Чича Божий, или Завербованная любовь - страница 5



– Я понимаю, почему так вышло. Потому что так нужно вам, – с ударением на последнем слове ответила.

– Христина… Позвольте к вам по имени обращаться? Мне это не нужно, но существуют государственные интересы…

– А мои интересы определяются тем, чтобы люди, у которых я беру интервью, не плевали впоследствии на меня за перевирание их слов и приписывание им того, чего они категорически не говорили.

– Вы можете подписаться под интервью псевдонимом…

– Могу, но разве это что-то изменит? Мне все равно будет стыдно перед Боговичем за ложь.

– Да, наверное. Но, откровенно говоря, за псевдоним нас с вами начальник по головкам не погладит, ему в областном управлении было сказано, что автором этого интервью непременно должен быть реальный, живой журналист, у которого в районе хорошая репутация.

Роман терялся: почему он говорит ей о вещах, о которых не должен говорить.

– Я и без хорошей репутации как-нибудь проживу, но хотелось бы возможно дольше оставаться живой, – и подправила себя, – не физиологически, имею ввиду.

– А вы мне такой вот и нравитесь… И даже физиологически.

«Господи, куда же меня занесло!» – мелькнуло в голове у Романа. Она же расхохоталась.

– Нет, пора выгонять вас из кабинета, иначе вы сейчас такого наговорите! А может, здесь какие-то ваши предшественники «жучков» нацепляли, а Сергей Анатольевич умышленно испытывает вас на предмет моральной устойчивости? Или меня – чтобы потом в свой невод затянуть.

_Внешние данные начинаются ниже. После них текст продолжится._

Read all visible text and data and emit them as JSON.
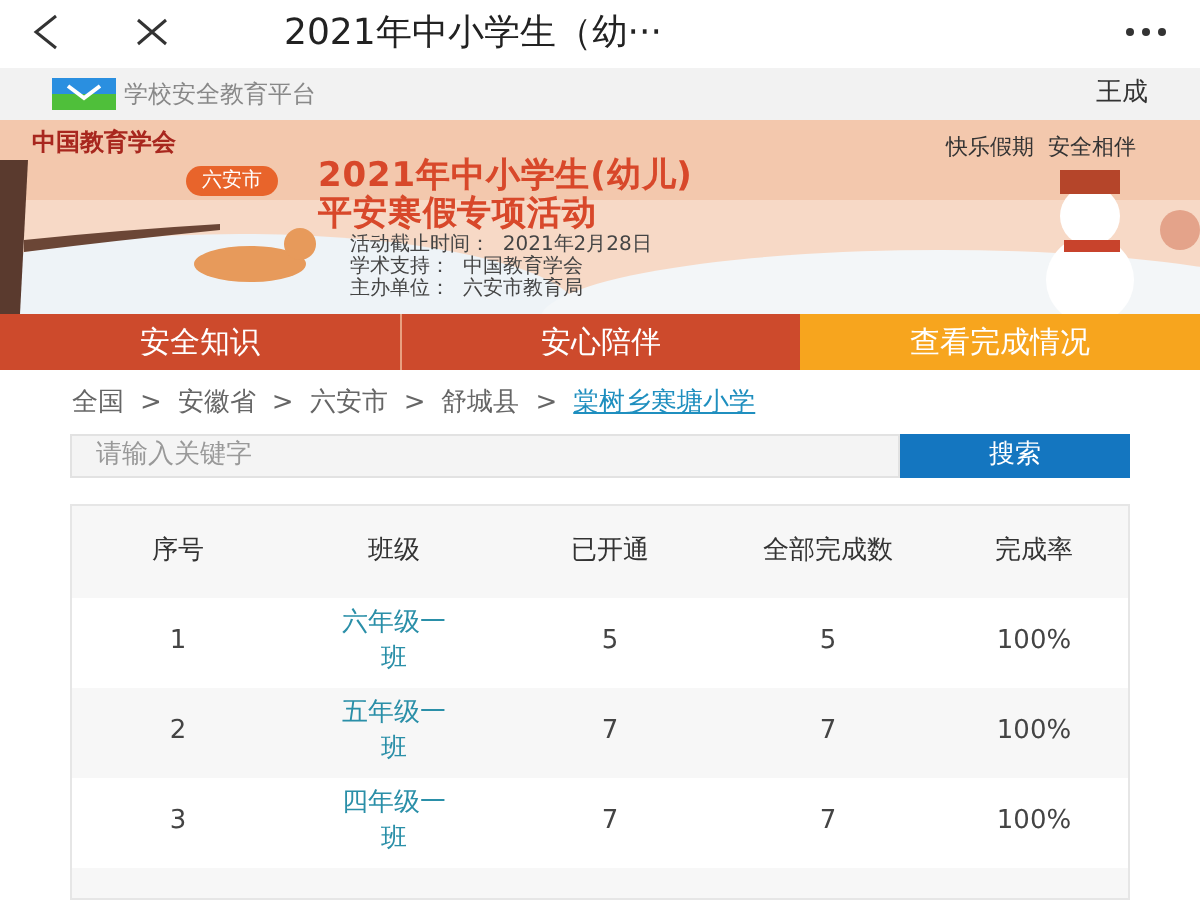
{
  "nav_bar": {
    "title": "2021年中小学生（幼···"
  },
  "site_bar": {
    "site_name": "学校安全教育平台",
    "user": "王成"
  },
  "banner": {
    "logo_text": "中国教育学会",
    "motto": "快乐假期  安全相伴",
    "city": "六安市",
    "title_lines": [
      "2021年中小学生(幼儿)",
      "平安寒假专项活动"
    ],
    "info_lines": [
      "活动截止时间：  2021年2月28日",
      "学术支持：  中国教育学会",
      "主办单位：  六安市教育局"
    ]
  },
  "tabs": [
    {
      "label": "安全知识",
      "selected": false
    },
    {
      "label": "安心陪伴",
      "selected": false
    },
    {
      "label": "查看完成情况",
      "selected": true
    }
  ],
  "breadcrumb": {
    "items": [
      "全国",
      "安徽省",
      "六安市",
      "舒城县"
    ],
    "separator": ">",
    "current": "棠树乡寒塘小学"
  },
  "search": {
    "placeholder": "请输入关键字",
    "button": "搜索"
  },
  "table": {
    "columns": [
      "序号",
      "班级",
      "已开通",
      "全部完成数",
      "完成率"
    ],
    "rows": [
      [
        "1",
        "六年级一班",
        "5",
        "5",
        "100%"
      ],
      [
        "2",
        "五年级一班",
        "7",
        "7",
        "100%"
      ],
      [
        "3",
        "四年级一班",
        "7",
        "7",
        "100%"
      ]
    ]
  }
}
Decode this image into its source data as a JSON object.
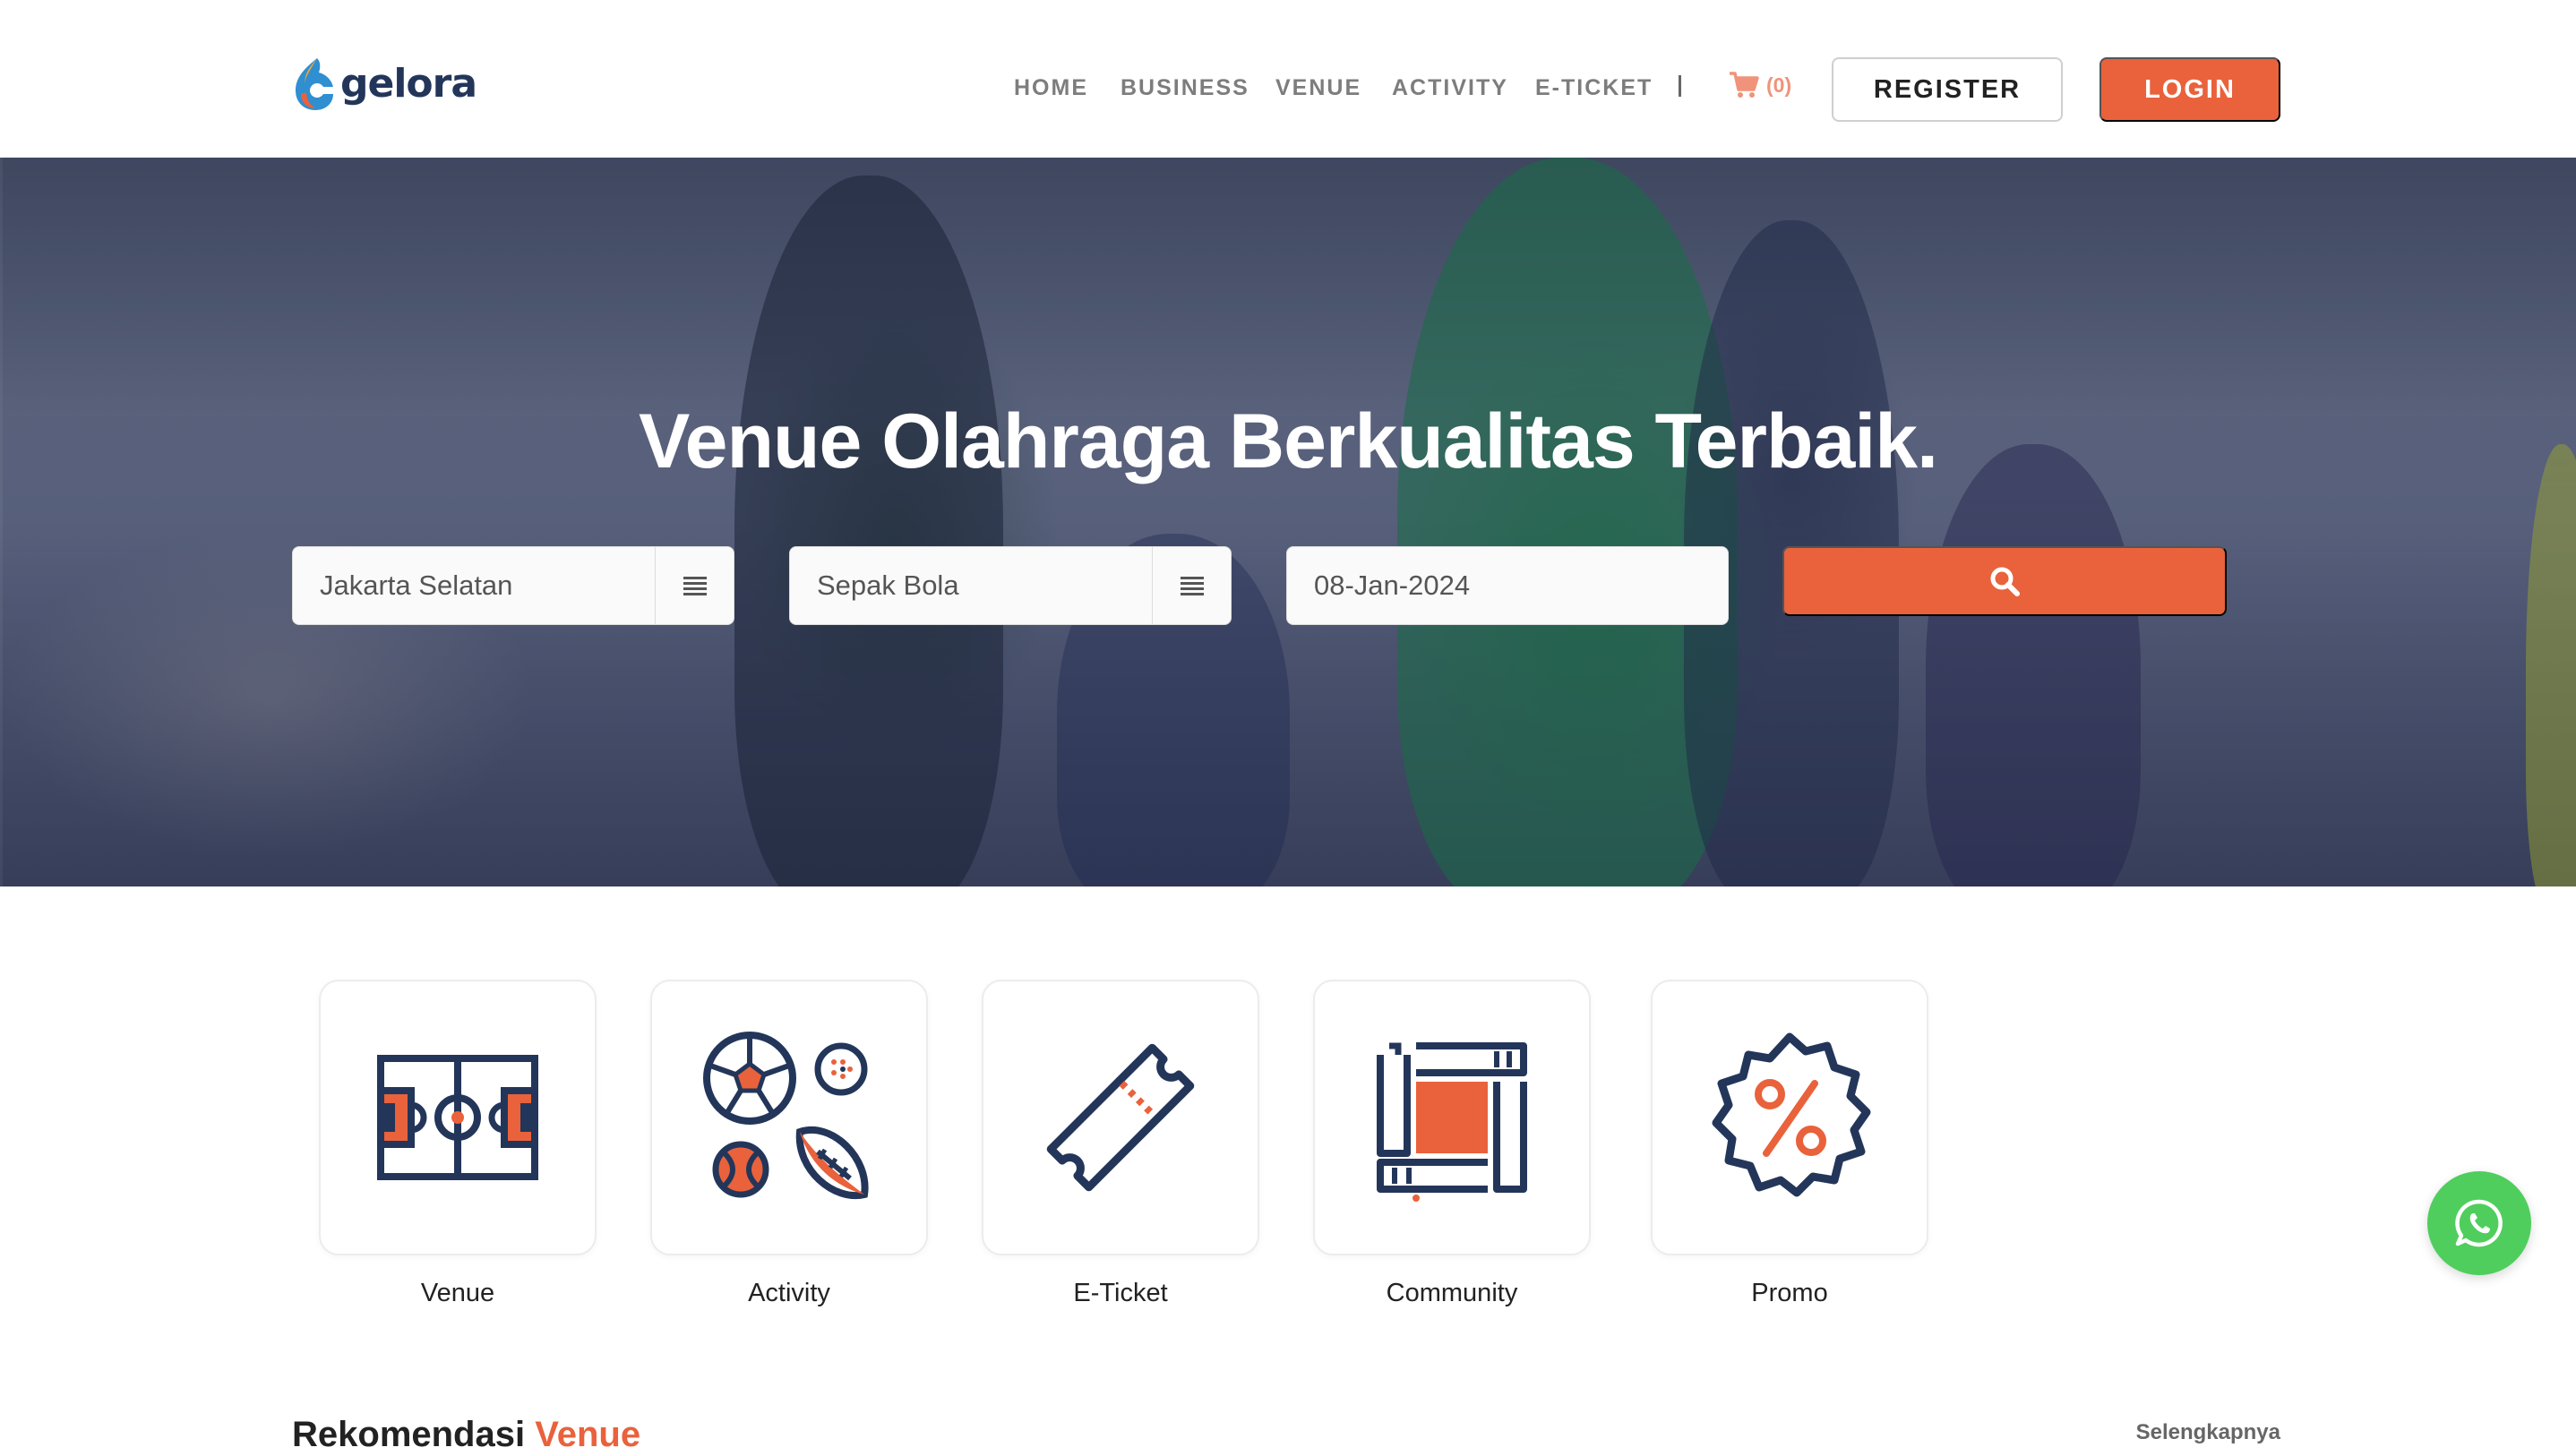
{
  "brand": {
    "name": "gelora",
    "accent": "#e9623c",
    "navy": "#23365a"
  },
  "nav": {
    "items": [
      "HOME",
      "BUSINESS",
      "VENUE",
      "ACTIVITY",
      "E-TICKET"
    ],
    "cart_count": "(0)",
    "cart_icon": "shopping-cart-icon",
    "register_label": "REGISTER",
    "login_label": "LOGIN"
  },
  "hero": {
    "title": "Venue Olahraga Berkualitas Terbaik.",
    "location_value": "Jakarta Selatan",
    "sport_value": "Sepak Bola",
    "date_value": "08-Jan-2024",
    "search_icon": "search-icon"
  },
  "categories": [
    {
      "label": "Venue",
      "icon": "soccer-field-icon"
    },
    {
      "label": "Activity",
      "icon": "sports-balls-icon"
    },
    {
      "label": "E-Ticket",
      "icon": "ticket-icon"
    },
    {
      "label": "Community",
      "icon": "community-hands-icon"
    },
    {
      "label": "Promo",
      "icon": "promo-badge-icon"
    }
  ],
  "recommendation": {
    "title_prefix": "Rekomendasi",
    "title_accent": "Venue",
    "more_label": "Selengkapnya"
  },
  "whatsapp": {
    "icon": "whatsapp-icon"
  }
}
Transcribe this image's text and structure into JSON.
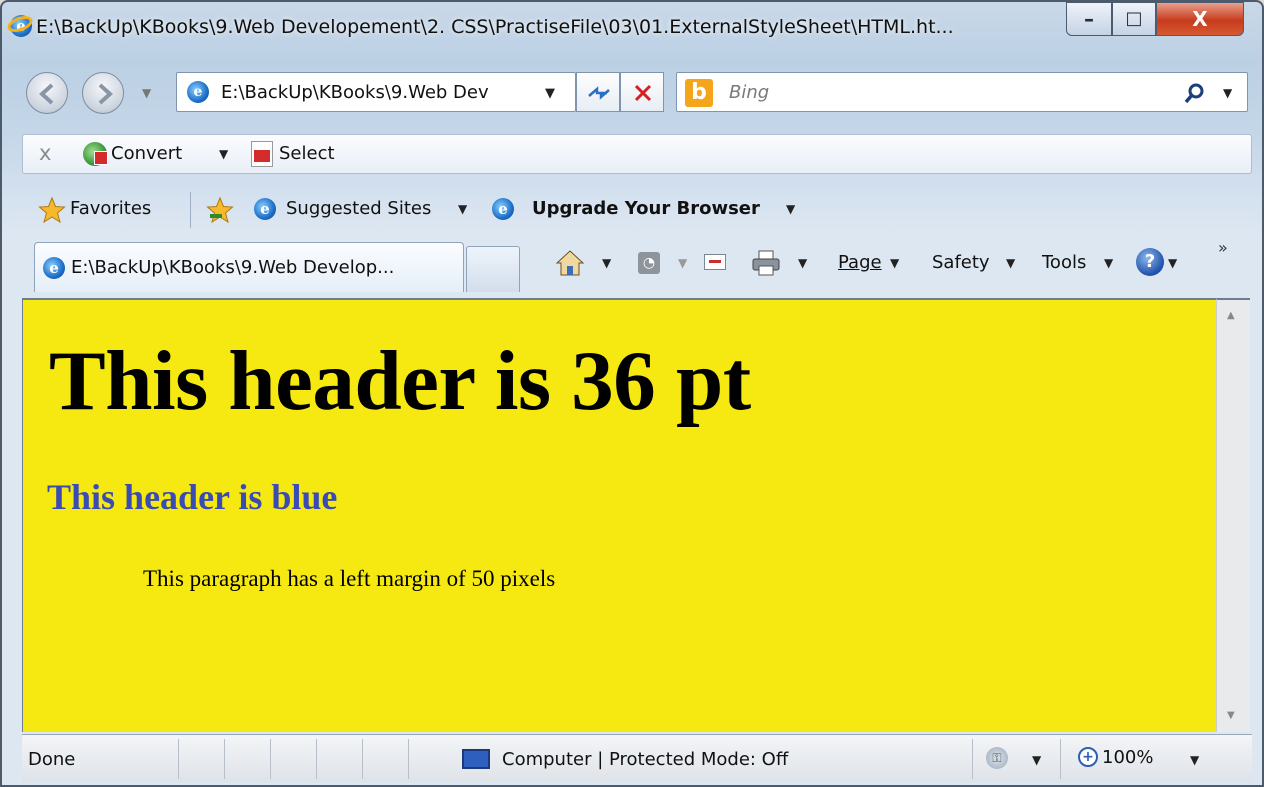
{
  "window": {
    "title": "E:\\BackUp\\KBooks\\9.Web Developement\\2. CSS\\PractiseFile\\03\\01.ExternalStyleSheet\\HTML.ht...",
    "minimize_glyph": "–",
    "maximize_glyph": "□",
    "close_glyph": "X"
  },
  "navbar": {
    "address": "E:\\BackUp\\KBooks\\9.Web Dev",
    "search_placeholder": "Bing"
  },
  "toolbar": {
    "close_glyph": "x",
    "convert_label": "Convert",
    "select_label": "Select"
  },
  "favorites_bar": {
    "favorites_label": "Favorites",
    "suggested_sites_label": "Suggested Sites",
    "upgrade_label": "Upgrade Your Browser"
  },
  "tab": {
    "label": "E:\\BackUp\\KBooks\\9.Web Develop..."
  },
  "command_bar": {
    "page_label": "Page",
    "safety_label": "Safety",
    "tools_label": "Tools",
    "chevron": "»"
  },
  "page": {
    "heading1": "This header is 36 pt",
    "heading2": "This header is blue",
    "paragraph": "This paragraph has a left margin of 50 pixels",
    "background_color": "#f5e911",
    "heading2_color": "#3a4bb4"
  },
  "status_bar": {
    "status_text": "Done",
    "zone_text": "Computer | Protected Mode: Off",
    "zoom_text": "100%"
  },
  "icons": {
    "ie": "ie-logo-icon",
    "bing": "bing-logo-icon",
    "search": "magnifier-icon",
    "home": "home-icon",
    "feeds": "rss-icon",
    "mail": "mail-icon",
    "print": "printer-icon",
    "help": "help-icon"
  }
}
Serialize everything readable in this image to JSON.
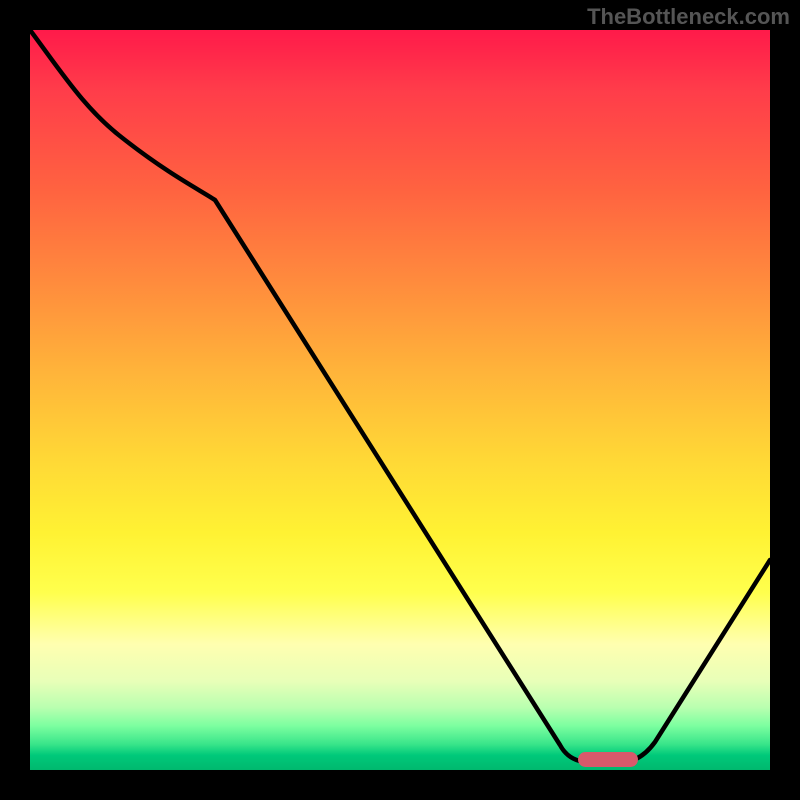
{
  "watermark": "TheBottleneck.com",
  "chart_data": {
    "type": "line",
    "title": "",
    "xlabel": "",
    "ylabel": "",
    "x_range": [
      0,
      100
    ],
    "y_range": [
      0,
      100
    ],
    "series": [
      {
        "name": "curve",
        "x": [
          0,
          8,
          25,
          70,
          75,
          80,
          100
        ],
        "y": [
          100,
          92,
          80,
          1,
          0,
          0,
          28
        ]
      }
    ],
    "marker": {
      "name": "optimal-range",
      "x_start": 74,
      "x_end": 80,
      "y": 1,
      "color": "#d9596b"
    },
    "gradient_stops": [
      {
        "pos": 0.0,
        "color": "#ff1a4a"
      },
      {
        "pos": 0.22,
        "color": "#ff6440"
      },
      {
        "pos": 0.46,
        "color": "#ffb33a"
      },
      {
        "pos": 0.68,
        "color": "#fff233"
      },
      {
        "pos": 0.83,
        "color": "#ffffb0"
      },
      {
        "pos": 0.94,
        "color": "#7dffa0"
      },
      {
        "pos": 1.0,
        "color": "#00b86e"
      }
    ]
  }
}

– У вас искривленное понятие о нашей службе.

– Возможно. Но вряд ли вам в вашей службе предоставят специальные полномочия, чтобы развеять мои сомнения.

Он вдруг обогнул стол и притянул Христину к себе. Внутренне она мгновенно подготовилась к поцелую, но он, слегка отклонился, заглянул в ее глаза и отчаянно прошептал:

– Господи, ну почему же ты такая живая?!

И так стиснул в объятиях, что она почти потеряла сознание.

Неожиданно сделал шаг назад, руки его обвисли. Еще секунда – и он стремительно вышел из кабинета.

Вечером дома она достала из недр бюро старенькую, еще ученическую, общую тетрадь, где было с три десятка стихотворений, нафантазированных ею более десятилетия тому. Перелистнула на чистую страницу и, почти не задумываясь, будто кто-то посторонний водил ее рукой, написала:

Джулія Ламберт з моемівського роману —
Велика акторка сцени життя,
Геніальна вже тим, що зроду оманою
Не була для неї власна душа.
А я зі своєю не знаходжу віддавна
Точок зіткнення, площин єднання.
Від вас, здається, піду бездарно,
Не давши й приводу для кохання.

Не бывать миру под оливами

Лихорадочный июль передал правление изнывающему от жара августу. Пока лето, Христине было несложно приспособиться к новой жизни без Василия. Не хватало еще одной зарплаты – перешли с дочками на здоровую пищу. Пареные, вареные, запеченные кабачки стали привычными и оказались даже аппетитными. Осень сулила быть пощедрее.

Когда девочки засыпали, она сидела чуть ли не до утра на кухне, изучая копии всевозможных документов, делая выписки и работая над материалами. В редакции продолжался период отпусков, ежедневно ей приходилось сдавать в типографию почти двукратное количество строк против обыкновенного. Доводилось иногда засиживаться в кабинете до девяти-десяти вечера.

На протяжении почти двух месяцев она ни разу не встречала Романа. Но в один из таких вечеров обычно в нерабочие часы молчавший телефон на ее столе вдруг пронзительно зазвонил.